Cali se sentó a mi lado, me dio unas palmaditas en la pierna y me miró con cara de “tranquila que sobrevivirás”.
—Ve el lado bueno… ya llevas cinco mil vistas —dijo, mostrando la pantalla con una sonrisa de malvada satisfacción.
—Genial… —bufé—. Justo lo que necesitaba: fama viral por culpa de una caída.
Giré hacia Boris.
—Eres un imán de problemas —le dije, cruzándome de brazos.
Él arqueó una ceja.
—¿Yo? Te recuerdo que fuiste tú quien nos metió en este embrollo de “novios e infidelidades”, señorita bájate de encima de mi novio.
—¡Yo no dije eso! —grité, poniéndome de pie.
—¿Ah, no? Porque yo lo recuerdo clarito —dijo, avanzando hacia mí con esa sonrisa que me hervía la sangre.
—¡Agg! Provocas… provocas… ¡golpearte! —espeté, ya casi temblando de rabia.
—Pzz, no veo qué te detiene —contestó él, chocando sus zapatos con los míos, retándome.
Levanté la cabeza para enfrentarlo. Estaba demasiado cerca. Podía sentir su respiración rozándome.
—¿O lo que te molesta es que lo vea el jugadorcito estrella? —susurró, con esa mirada de fuego que me descolocaba por completo.
—No tienes derecho a meterte en mi vida, tonto —le respondí, apretando los puños.
—¿Se van a besar o les busco los bates? —interrumpió Cali, con las manos en la cintura.
Fue ahí cuando me di cuenta de lo cerca que estábamos. Demasiado. Me aparté de golpe.
—Pediré un taxi —murmuré, buscando mi teléfono. Sonia seguía en línea, así que le hice un gesto con la mano y corté la llamada.
Pero Cali me tomó del brazo.
—Ni lo sueñes. No vamos a montar en ningún taxi, loca. ¿Quieres aparecer mañana en los sucesos?
—Pzz… en estos momentos, no me importaría tanto —dije, medio en broma, medio en serio.
—Tonterías —respondió, arrastrándome hacia la camioneta de Boris.
Él desbloqueó las puertas, y por supuesto, Cali me obligó a sentarme de copiloto. Porque claro, disfrutar de mi sufrimiento es su deporte favorito.
Boris encendió el motor. Una canción conocida empezó a sonar. Mis amigas y yo la amábamos.
Cali empezó a cantar, y yo, a regañadientes, la seguí. Boris subió un poco el volumen.
A mitad del camino, ya estábamos las dos gritando a todo pulmón y riendo como si nada hubiera pasado.
Cuando llegamos frente a la casa de Cali, ella bajó corriendo.
—Nos vemos, parejita —canturreó, y desapareció dentro.
El silencio llenó el auto. Pesado. Incómodo.
Yo miré por la ventana. Sentía el corazón acelerado, y no solo por la discusión.
Boris estacionó frente a mi casa.
—Recuerda ponerte la pomada antes de dormir —dijo, sacándome de mis pensamientos.
Asentí, abriendo la puerta.
—Oye, Lina… —su voz me detuvo—. Si quieres, puedo ayudarte con química.
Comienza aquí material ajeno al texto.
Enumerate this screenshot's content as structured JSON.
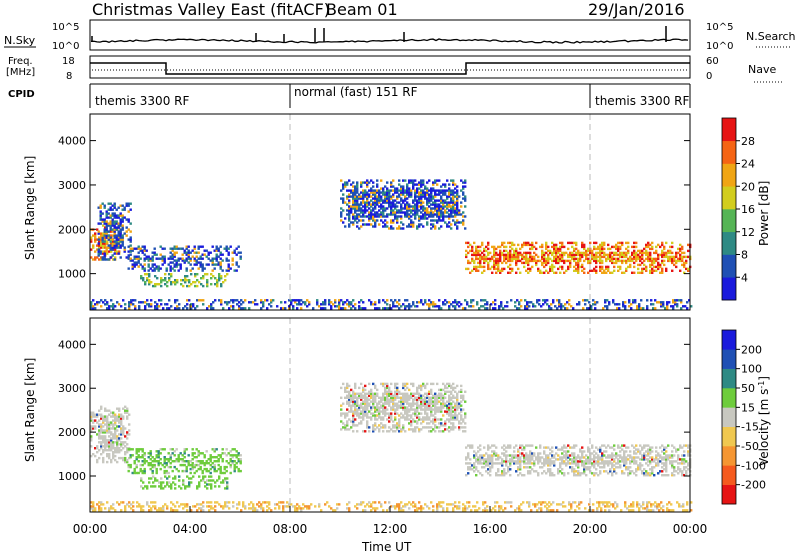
{
  "header": {
    "title": "Christmas Valley East (fitACF)",
    "beam": "Beam 01",
    "date": "29/Jan/2016"
  },
  "strips": {
    "nsky_label": "N.Sky",
    "nsearch_label": "N.Search",
    "count_ticks": [
      "10^5",
      "10^0"
    ],
    "freq_label_1": "Freq.",
    "freq_label_2": "[MHz]",
    "freq_ticks": [
      "18",
      "8"
    ],
    "nave_label": "Nave",
    "nave_ticks": [
      "60",
      "0"
    ],
    "cpid_label": "CPID",
    "cpid_segments": [
      {
        "label": "themis 3300 RF",
        "start": 0,
        "end": 8
      },
      {
        "label": "normal (fast) 151 RF",
        "start": 8,
        "end": 20
      },
      {
        "label": "themis 3300 RF",
        "start": 20,
        "end": 24
      }
    ]
  },
  "chart_data": [
    {
      "type": "heatmap",
      "name": "power",
      "ylabel": "Slant Range [km]",
      "xlabel": "Time UT",
      "xlim": [
        0,
        24
      ],
      "ylim": [
        180,
        4600
      ],
      "yticks": [
        1000,
        2000,
        3000,
        4000
      ],
      "xticks": [
        "00:00",
        "04:00",
        "08:00",
        "12:00",
        "16:00",
        "20:00",
        "00:00"
      ],
      "colorbar_label": "Power [dB]",
      "colorbar_ticks": [
        "4",
        "8",
        "12",
        "16",
        "20",
        "24",
        "28"
      ],
      "colorbar_colors": [
        "#1a1adc",
        "#1f50b4",
        "#2e8a84",
        "#55b455",
        "#d2cd1e",
        "#f0a514",
        "#f56414",
        "#e61414"
      ],
      "regions": [
        {
          "t": [
            0.0,
            1.2
          ],
          "r": [
            1300,
            2100
          ],
          "level": "strong"
        },
        {
          "t": [
            0.3,
            1.6
          ],
          "r": [
            1300,
            2600
          ],
          "level": "weak"
        },
        {
          "t": [
            1.5,
            6.0
          ],
          "r": [
            1050,
            1600
          ],
          "level": "weak"
        },
        {
          "t": [
            2.0,
            5.5
          ],
          "r": [
            700,
            1000
          ],
          "level": "mid"
        },
        {
          "t": [
            10.0,
            15.0
          ],
          "r": [
            2000,
            3100
          ],
          "level": "weak"
        },
        {
          "t": [
            15.0,
            24.0
          ],
          "r": [
            1000,
            1700
          ],
          "level": "strong"
        },
        {
          "t": [
            0.0,
            24.0
          ],
          "r": [
            200,
            400
          ],
          "level": "weak"
        }
      ]
    },
    {
      "type": "heatmap",
      "name": "velocity",
      "ylabel": "Slant Range [km]",
      "xlabel": "Time UT",
      "xlim": [
        0,
        24
      ],
      "ylim": [
        180,
        4600
      ],
      "yticks": [
        1000,
        2000,
        3000,
        4000
      ],
      "xticks": [
        "00:00",
        "04:00",
        "08:00",
        "12:00",
        "16:00",
        "20:00",
        "00:00"
      ],
      "colorbar_label": "Velocity [m s-1]",
      "colorbar_ticks": [
        "200",
        "100",
        "50",
        "15",
        "-15",
        "-50",
        "-100",
        "-200"
      ],
      "colorbar_colors": [
        "#1a1adc",
        "#1f50b4",
        "#2e8a84",
        "#6ecc3c",
        "#c8c8c0",
        "#f0c850",
        "#f59632",
        "#f55a1e",
        "#e61414"
      ],
      "regions": [
        {
          "t": [
            0.0,
            1.6
          ],
          "r": [
            1300,
            2600
          ],
          "level": "grey"
        },
        {
          "t": [
            1.5,
            6.0
          ],
          "r": [
            1050,
            1600
          ],
          "level": "green"
        },
        {
          "t": [
            2.0,
            5.5
          ],
          "r": [
            700,
            1000
          ],
          "level": "green"
        },
        {
          "t": [
            10.0,
            15.0
          ],
          "r": [
            2000,
            3100
          ],
          "level": "grey"
        },
        {
          "t": [
            15.0,
            24.0
          ],
          "r": [
            1000,
            1700
          ],
          "level": "grey"
        },
        {
          "t": [
            0.0,
            24.0
          ],
          "r": [
            200,
            400
          ],
          "level": "orange"
        }
      ]
    }
  ],
  "axis_title": "Time UT"
}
No hay problema.
Lo miré, sorprendida.
—Yo…
—No tienes que aceptar ahora —interrumpió—. Solo piénsalo.
Iba a responder, pero la puerta de mi casa se abrió y mi madre apareció, furiosa.
—Oh, no, no, no… —murmuré.
—Mierda, ahora sí voy a ser ejecutado —susurró Boris.
—¡Vete! —le dije, en pánico.
—Pero yo…
—¡Ya! —grité, empujándo la puerta con un fuerte golpe.
Él me miró un segundo, serio, y arrancó el auto.
—Buenas noches, mami —dije con mi mejor sonrisa falsa.
Ella me tomó del brazo y me arrastró dentro.
Mientras me dejaba caer en el sofá, mi teléfono vibró. Lo saqué. Una notificación de Cali.
Era una foto de Boris y yo, demasiado cerca, con el texto:
“Son una pareja muy bonita 💖”
Yo me tapé la cara con las manos.
Definitivamente, la tierra debería venir con un botón de autodestrucción instantánea.